My parents remember the ice box, prior to electric refrigeration. A tray of ice melted, and kept the food cool, hence the name. Of course the ice had to be replenished on a regular basis. Out of habit, my parents sometimes referred to the refrigerator as an ice box, and so did we. “Can you get the milk out of the ice box?” my mother might ask, referring to the fridge.

As I grew up I eventually dropped the word "ice box" from my lexicon, and started calling it a fridge. This is the only word my kids ever heard, and they would be baffled if I ever called it an ice box.

Frost Free

The first freezers were very much like the first refrigerators, but colder. They kept the food frozen. But there was a problem. Moisture would condense on the walls and freeze, building up a layer of ice. This is particularly true around the tubes of coolant that pull the heat out of the freezer. Inches of ice can build up, which makes the freezer less efficient. This ice had to be chipped away every couple of weeks. This was one of the tassks I performed for my grandfather, when I spent summers with him in Utah. He had an old-style fridge + freezer in his workshop.

Newer models became "frost free", and that was a wonderful technology. How does it work?

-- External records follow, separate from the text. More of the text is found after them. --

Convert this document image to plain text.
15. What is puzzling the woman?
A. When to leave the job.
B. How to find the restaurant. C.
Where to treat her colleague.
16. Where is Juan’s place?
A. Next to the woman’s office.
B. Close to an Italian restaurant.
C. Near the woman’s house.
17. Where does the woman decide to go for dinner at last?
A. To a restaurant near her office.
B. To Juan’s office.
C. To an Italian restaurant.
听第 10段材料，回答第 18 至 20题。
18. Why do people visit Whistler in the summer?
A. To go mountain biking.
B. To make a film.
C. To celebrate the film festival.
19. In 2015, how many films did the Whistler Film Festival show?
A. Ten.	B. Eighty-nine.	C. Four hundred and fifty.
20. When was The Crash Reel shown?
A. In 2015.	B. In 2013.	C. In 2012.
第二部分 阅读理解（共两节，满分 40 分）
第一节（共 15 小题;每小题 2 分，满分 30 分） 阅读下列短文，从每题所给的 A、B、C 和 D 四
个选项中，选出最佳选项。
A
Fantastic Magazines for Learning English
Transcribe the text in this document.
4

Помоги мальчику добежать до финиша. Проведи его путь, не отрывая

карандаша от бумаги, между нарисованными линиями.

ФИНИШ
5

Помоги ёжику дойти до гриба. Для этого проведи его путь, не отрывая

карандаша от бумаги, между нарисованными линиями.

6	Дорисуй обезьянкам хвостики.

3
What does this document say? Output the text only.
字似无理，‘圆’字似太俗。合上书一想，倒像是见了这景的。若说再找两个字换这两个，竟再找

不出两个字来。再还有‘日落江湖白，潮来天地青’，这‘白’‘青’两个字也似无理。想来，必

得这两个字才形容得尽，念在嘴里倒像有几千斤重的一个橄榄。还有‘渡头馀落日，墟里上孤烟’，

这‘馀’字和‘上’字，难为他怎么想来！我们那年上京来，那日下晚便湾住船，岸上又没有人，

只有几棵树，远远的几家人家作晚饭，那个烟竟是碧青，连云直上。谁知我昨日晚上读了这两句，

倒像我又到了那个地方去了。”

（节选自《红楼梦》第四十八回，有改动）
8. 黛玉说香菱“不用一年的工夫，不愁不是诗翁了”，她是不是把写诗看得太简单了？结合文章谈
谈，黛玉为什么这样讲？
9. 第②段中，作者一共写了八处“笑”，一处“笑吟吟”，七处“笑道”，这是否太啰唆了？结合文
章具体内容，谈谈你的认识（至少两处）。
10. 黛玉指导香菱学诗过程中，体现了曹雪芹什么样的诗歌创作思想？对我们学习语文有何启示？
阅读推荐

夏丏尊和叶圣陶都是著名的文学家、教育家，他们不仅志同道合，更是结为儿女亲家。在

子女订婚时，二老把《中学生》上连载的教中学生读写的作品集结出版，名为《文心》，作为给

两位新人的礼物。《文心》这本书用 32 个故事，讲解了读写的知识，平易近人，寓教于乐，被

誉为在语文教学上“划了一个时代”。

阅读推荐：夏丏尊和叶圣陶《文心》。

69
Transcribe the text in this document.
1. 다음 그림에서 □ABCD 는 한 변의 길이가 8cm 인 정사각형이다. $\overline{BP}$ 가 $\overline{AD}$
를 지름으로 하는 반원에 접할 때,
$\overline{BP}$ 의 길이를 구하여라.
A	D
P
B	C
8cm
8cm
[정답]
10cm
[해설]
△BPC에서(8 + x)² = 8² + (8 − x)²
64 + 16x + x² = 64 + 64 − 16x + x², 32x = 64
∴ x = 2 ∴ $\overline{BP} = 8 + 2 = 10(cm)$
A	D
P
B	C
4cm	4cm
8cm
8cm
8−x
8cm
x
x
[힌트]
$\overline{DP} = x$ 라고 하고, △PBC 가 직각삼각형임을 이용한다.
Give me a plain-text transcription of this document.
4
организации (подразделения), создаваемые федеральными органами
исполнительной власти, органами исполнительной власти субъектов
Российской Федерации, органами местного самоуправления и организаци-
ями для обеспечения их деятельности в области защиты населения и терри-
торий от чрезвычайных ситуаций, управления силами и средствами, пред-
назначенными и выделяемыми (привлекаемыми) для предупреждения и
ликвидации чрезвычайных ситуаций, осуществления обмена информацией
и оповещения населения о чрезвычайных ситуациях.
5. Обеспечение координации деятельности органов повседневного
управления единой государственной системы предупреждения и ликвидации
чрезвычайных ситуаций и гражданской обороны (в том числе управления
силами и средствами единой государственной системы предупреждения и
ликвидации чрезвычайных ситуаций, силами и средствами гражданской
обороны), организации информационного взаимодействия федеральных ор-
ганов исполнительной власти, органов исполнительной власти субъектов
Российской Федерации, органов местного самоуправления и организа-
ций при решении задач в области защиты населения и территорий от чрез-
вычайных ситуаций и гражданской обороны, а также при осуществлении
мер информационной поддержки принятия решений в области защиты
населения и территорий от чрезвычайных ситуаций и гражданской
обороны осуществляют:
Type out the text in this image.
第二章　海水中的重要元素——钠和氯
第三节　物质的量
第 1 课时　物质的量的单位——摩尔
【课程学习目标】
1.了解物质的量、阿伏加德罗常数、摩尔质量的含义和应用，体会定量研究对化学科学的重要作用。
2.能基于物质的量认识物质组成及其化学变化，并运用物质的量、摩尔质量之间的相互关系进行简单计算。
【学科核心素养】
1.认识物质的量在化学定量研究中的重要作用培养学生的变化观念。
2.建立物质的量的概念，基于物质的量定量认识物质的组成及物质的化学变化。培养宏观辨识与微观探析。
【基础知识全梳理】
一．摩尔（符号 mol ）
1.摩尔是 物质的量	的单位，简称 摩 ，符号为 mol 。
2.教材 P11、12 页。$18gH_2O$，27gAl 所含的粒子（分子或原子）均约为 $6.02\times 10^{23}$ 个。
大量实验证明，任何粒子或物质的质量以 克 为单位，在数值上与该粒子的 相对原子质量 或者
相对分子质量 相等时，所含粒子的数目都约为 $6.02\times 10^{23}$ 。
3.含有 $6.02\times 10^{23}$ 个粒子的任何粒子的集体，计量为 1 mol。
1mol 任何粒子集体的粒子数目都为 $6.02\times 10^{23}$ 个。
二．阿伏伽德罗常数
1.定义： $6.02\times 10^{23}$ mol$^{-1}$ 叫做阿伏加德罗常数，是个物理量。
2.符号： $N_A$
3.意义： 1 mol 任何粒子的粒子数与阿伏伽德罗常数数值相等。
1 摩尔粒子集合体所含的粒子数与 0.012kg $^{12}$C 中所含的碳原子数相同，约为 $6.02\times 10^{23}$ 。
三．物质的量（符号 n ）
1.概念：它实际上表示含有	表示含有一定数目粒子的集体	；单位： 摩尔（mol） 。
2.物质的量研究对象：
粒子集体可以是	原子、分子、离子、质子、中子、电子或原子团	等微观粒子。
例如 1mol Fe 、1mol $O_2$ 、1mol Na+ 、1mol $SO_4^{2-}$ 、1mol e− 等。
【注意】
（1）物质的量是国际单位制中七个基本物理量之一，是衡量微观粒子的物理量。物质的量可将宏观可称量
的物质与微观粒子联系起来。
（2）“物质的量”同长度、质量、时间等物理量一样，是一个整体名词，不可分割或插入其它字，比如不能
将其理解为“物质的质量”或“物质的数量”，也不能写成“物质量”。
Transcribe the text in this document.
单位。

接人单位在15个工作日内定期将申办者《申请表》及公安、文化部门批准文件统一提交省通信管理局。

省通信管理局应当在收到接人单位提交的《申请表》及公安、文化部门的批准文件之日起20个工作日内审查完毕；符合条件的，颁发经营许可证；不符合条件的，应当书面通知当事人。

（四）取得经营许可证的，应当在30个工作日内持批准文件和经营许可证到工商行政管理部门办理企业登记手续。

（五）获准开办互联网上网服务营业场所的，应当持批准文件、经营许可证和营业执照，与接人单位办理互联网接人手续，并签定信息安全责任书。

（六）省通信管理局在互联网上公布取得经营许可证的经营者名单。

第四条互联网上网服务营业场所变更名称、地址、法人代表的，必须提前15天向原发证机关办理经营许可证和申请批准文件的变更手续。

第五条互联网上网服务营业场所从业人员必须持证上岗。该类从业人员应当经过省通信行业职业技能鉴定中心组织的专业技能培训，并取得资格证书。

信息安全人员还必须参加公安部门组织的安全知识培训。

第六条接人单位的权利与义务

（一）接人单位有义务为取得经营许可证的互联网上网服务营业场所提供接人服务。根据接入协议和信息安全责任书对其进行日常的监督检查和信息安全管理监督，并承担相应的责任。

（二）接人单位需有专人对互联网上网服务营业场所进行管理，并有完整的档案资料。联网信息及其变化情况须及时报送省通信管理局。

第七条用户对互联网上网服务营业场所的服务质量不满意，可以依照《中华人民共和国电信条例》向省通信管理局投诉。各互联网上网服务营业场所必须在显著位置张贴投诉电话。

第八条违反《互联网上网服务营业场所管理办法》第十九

Several times a day, the freezer will warm up to a few degrees above freezing, just for a few minutes. This is sufficient to thaw the frost off the walls. The water drips down onto the bottom of the freezer, and through a hole, and into a drip pan. This pan rests on top of the compressor. When the motor starts up again, it generates heat, which evaporates the water into your kitchen, which is where the water vapor came from in the first place. There is no need to empty or drain the pan.

This is a clever idea. Most people don't realize there is a heating element inside your freezer. There is, and I have put my hand on it during the defrost cycle, out of curiosity. It is a tall thin rod near the back wall. It is warm to the touch, but certainly not hot enough to burn your hand. Slightly warm air rises up the walls and thaws the frost away. The warm air generally does not circulate around the food, as you don't want that to thaw.

If you have an automatic ice maker in your freezer, you probably noticed that the older cubes, at the back of the tray, are smaller than the newer cubes in front. They are all the same shape, but some are smaller than others. The defrost cycle gradually melts the older ice cubes, until they shrink down to almost nothing. It is more efficient to use the older ice cubes first, or, lift the bar and empty out the ice tray from time to time.